Hans Herdlein Geschrieben am 2 März, 2011

Kolumne März 2011

Vertragsumgehung beim Tanz – zurück zu den Anfängen?

Im Normalvertrag Bühne sind in einem allgemeinen Teil und in den Sonderregelungen (SR) Tanz die Vergütung und der Dienstablauf der Tanzgruppenmitglieder festgelegt. Danach bestimmen sich die einzelvertraglichen Vereinbarungen zwischen der Bühnenleitung auf der Arbeitgeberseite und dem Tanzgruppenmitglied auf der Arbeitnehmerseite. Ausschlaggebend für das Zustandekommen eines Engagements sind die Ballett- bzw. die Tanztheaterdirektionen. Bei ihnen liegt die Verantwortung über die Ausgestaltung der Arbeitsverträge der Tänzerinnen und Tänzer am Theater. Vom Vertragsrecht her wären also die Beschäftigungsverhältnisse klar geregelt. „Wären“ – wenn die Tanzgruppen nicht seitens der Rechtsträger der Theater unter einen extrem hohen Anforderungsdruck gestellt würden. Dieser erwächst aus den Einsparungsauflagen, die oft zuerst an dieser Kunstgattung angesetzt werden. Sie scheint vielen Theaterverantwortlichen in den Kulturausschüssen aber auch an den Bühnen am ehesten entbehrlich. Eingriffe in die Tanzensembles erfolgen trotz des hohen Aufmerksamkeitswertes, den die Kunstgattung Tanz in der Öffentlichkeit erfährt, nicht zuletzt auch durch die Förderung über die Kulturstiftung des Bundes.

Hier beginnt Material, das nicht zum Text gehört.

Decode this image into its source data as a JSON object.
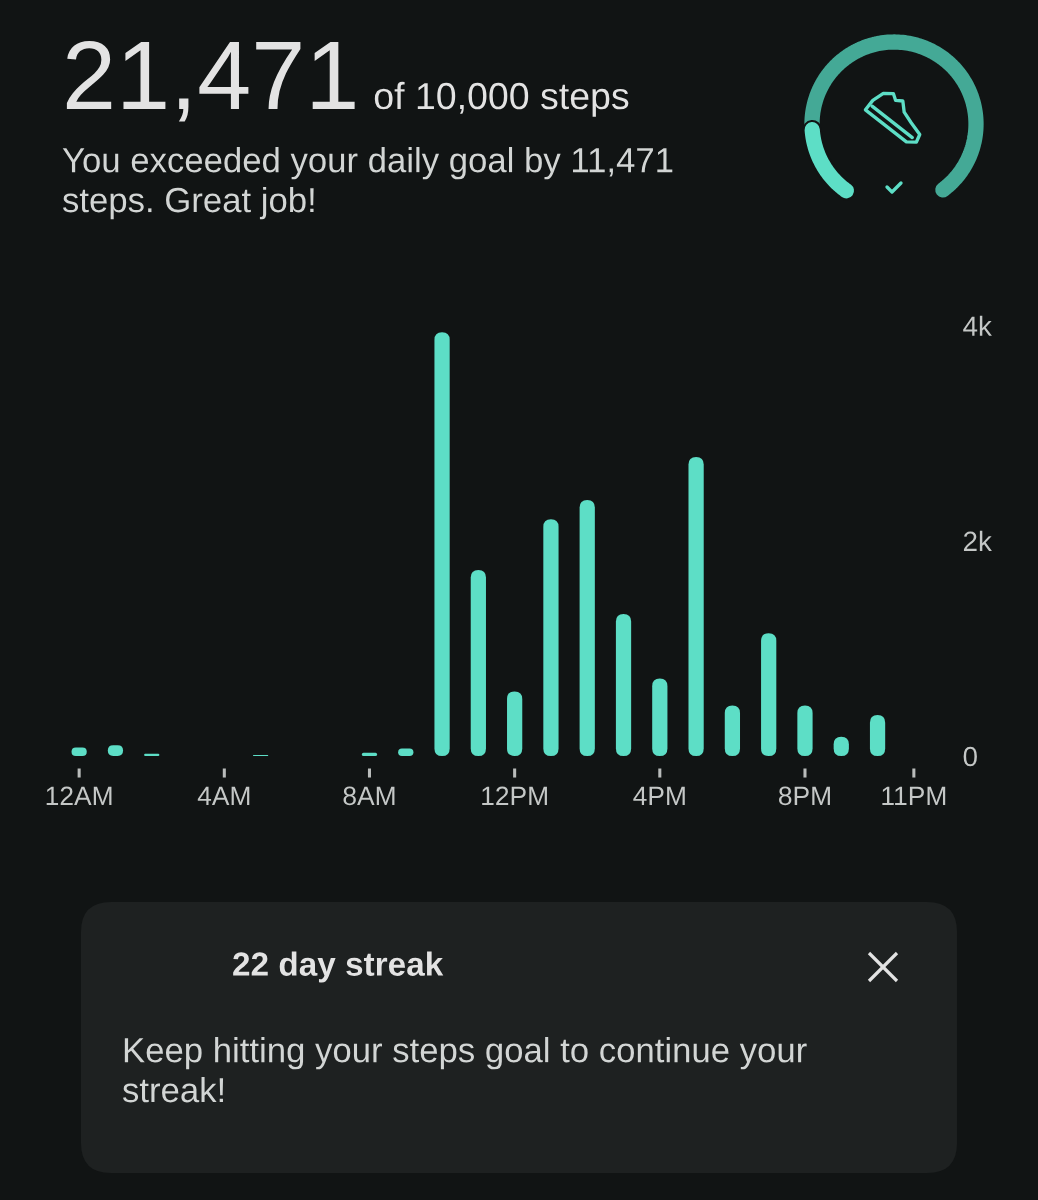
{
  "chart_data": {
    "type": "bar",
    "title": "21,471",
    "subtitle": "You exceeded your daily goal by 11,471 steps. Great job!",
    "annotations": [
      "of 10,000 steps",
      "22 day streak",
      "Keep hitting your steps goal to continue your streak!"
    ],
    "categories": [
      "12AM",
      null,
      null,
      null,
      "4AM",
      null,
      null,
      null,
      "8AM",
      null,
      null,
      null,
      "12PM",
      null,
      null,
      null,
      "4PM",
      null,
      null,
      null,
      "8PM",
      null,
      null,
      "11PM"
    ],
    "values": [
      80,
      100,
      20,
      null,
      null,
      10,
      null,
      null,
      30,
      70,
      3940,
      1730,
      600,
      2200,
      2380,
      1320,
      720,
      2780,
      470,
      1140,
      470,
      180,
      380,
      null
    ],
    "color": "#5ddec6",
    "ylim": [
      0,
      4000
    ],
    "yticks": [
      0,
      {
        "value": 2000,
        "label": "2k"
      },
      {
        "value": 4000,
        "label": "4k"
      }
    ]
  }
}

Die Kürzungen im Personaletat einer „Tanzgruppe“, „Tanzkompanie“ oder eines „Tanztheaters“ wirken sich unmittelbar auf den Dienstbetrieb aus. Fallen Personalstellen weg, hat das Auswirkungen auf die Produktionsverhältnisse. Um einen hohen künstlerischen Standard zu halten – oder zu gewinnen –, ist die Versuchung groß, vom tarifvertraglich vorgezeichneten Weg der Tugend abzuweichen. Zur rechtlich unzulässigen Vertragsverletzung zu greifen, um den Stelleneinbruch mit einer Vertragsumgehung zu überbrücken. Das beginnt bereits mit einer begrifflichen Umwidmung: Die Tanzgruppe des Theaters wird zum „Tanztheater“ ernannt und das Tanztheater zur neuen Kunstgattung erhoben. Eine Entwicklungsrichtung, gegen die nichts einzuwenden wäre, würde sie nicht zur Umgehung des geltenden Vertragsrechts an den Bühnen missbraucht. Tanzgruppenmitglieder, die unter dem Stichwort „Tanztheater“ hochgradig gefordert werden, engagiert man nicht mehr nach dem NV Bühne SR Tanz, sondern nach dem NV Bühne SR Solo. Sicherheitshalber wird in die Solo-Verträge noch ein Zusatz aufgenommen, der zur Mitwirkung in der Gruppe verpflichtet.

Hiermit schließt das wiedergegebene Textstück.